Ich habe keine Ahnung, woher dieser Gedanke kommt und er gefällt mir auch nicht. Er hat hier und jetzt nichts zu suchen. Außerdem geht es mich auch überhaupt nichts an. Und drittens will ich mir gerade auch wirklich keine Gedanken darüber machen, da es mir eigentlich egal ist.
„Weißt du noch, was passiert ist?“, fragt er nun deutlich ernster.
Kurz überlege ich, ob in den letzten Minuten vielleicht irgendein Fetzen meiner Erinnerung wiedergekommen ist. Doch dann schüttle ich den Kopf, wobei der nächste Schmerz durch mich hindurch schießt.
„Verdammt“, fluche ich leise.
„Es wird ein paar Tage dauern, doch sie werden wieder verschwinden. Ich hatte selber auch schon eine Gehirnerschütterung und weiß daher, dass es schöneres gibt.“
Einen Moment betrachte ich ihn. Aufmunternd lächelt er mich an.

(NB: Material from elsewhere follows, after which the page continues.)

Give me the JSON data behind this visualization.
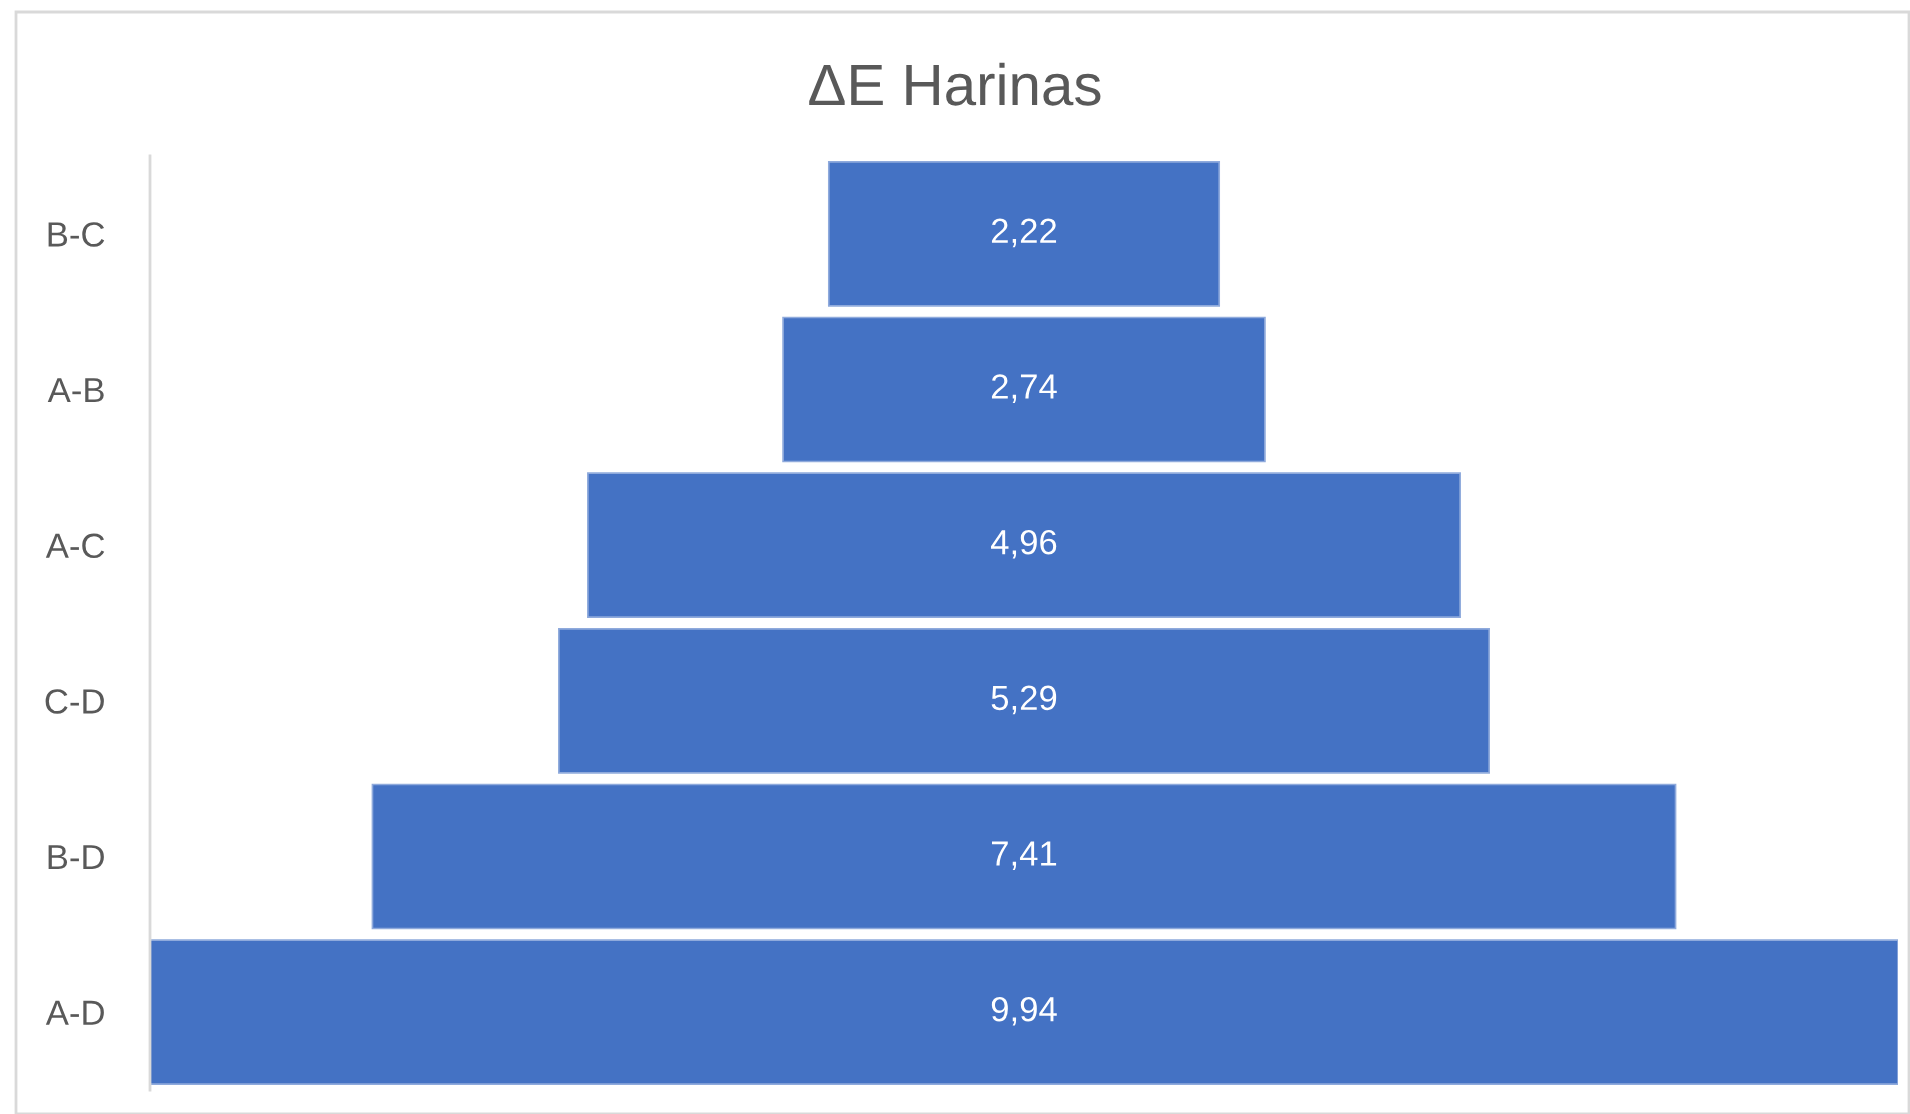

„Im einen Moment liege ich im Graben und verliere mein Bewusstsein, im nächsten wache ich hier auf“, füge ich hinzu, um meine Geste zu unterstreichen.
Ich erkenne ein frustriertes Gesicht, wenn ich es sehe. Als Lehrerin ist es ein Zeichen für mich, dass es nicht so lief oder läuft, wie die Schüler es sich wünschen. Entweder haben sie Stress mit Mitschülern oder eine Arbeit wurde in den Sand gesetzt.
Und genauso erkenne ich es auch bei ihm. Er scheint nicht froh darüber zu sein, dass ich nicht mehr weiß, wie ich dort gelandet bin. Und das bin ich auch nicht. Ich würde wirklich zu gerne wissen, warum ich im Krankenhaus liege, aber ich weiß nicht, was ich dagegen machen kann.
Ich kann nur hoffen, dass es mit der Zeit besser wird.
„Es tut mir leid. Ich glaube, ich bin keine sehr große Hilfe.“
„Das braucht dir nicht leidtun. Du kannst nichts dafür. Ich bin mir sicher, dass es dir irgendwann wieder einfallen wird. Dein Körper versucht es noch zu verdrängen, bis es dir wieder besser geht“, versucht er mich aufzubauen.
Ich wünschte, ich könnte seinen Optimismus teilen. Doch die Wahrheit sieht so aus, dass ich mir da nicht so sicher bin. Gerade sieht alles nur schwarz für mich aus. Es gibt keinen Mittelweg und ich muss zugeben, dass das ziemlich deprimierend ist.
Dennoch lächle ich ihn an, um ihm meine Unsicherheit nicht zu zeigen, und lasse mich langsam und zögerlich nach hinten sinken.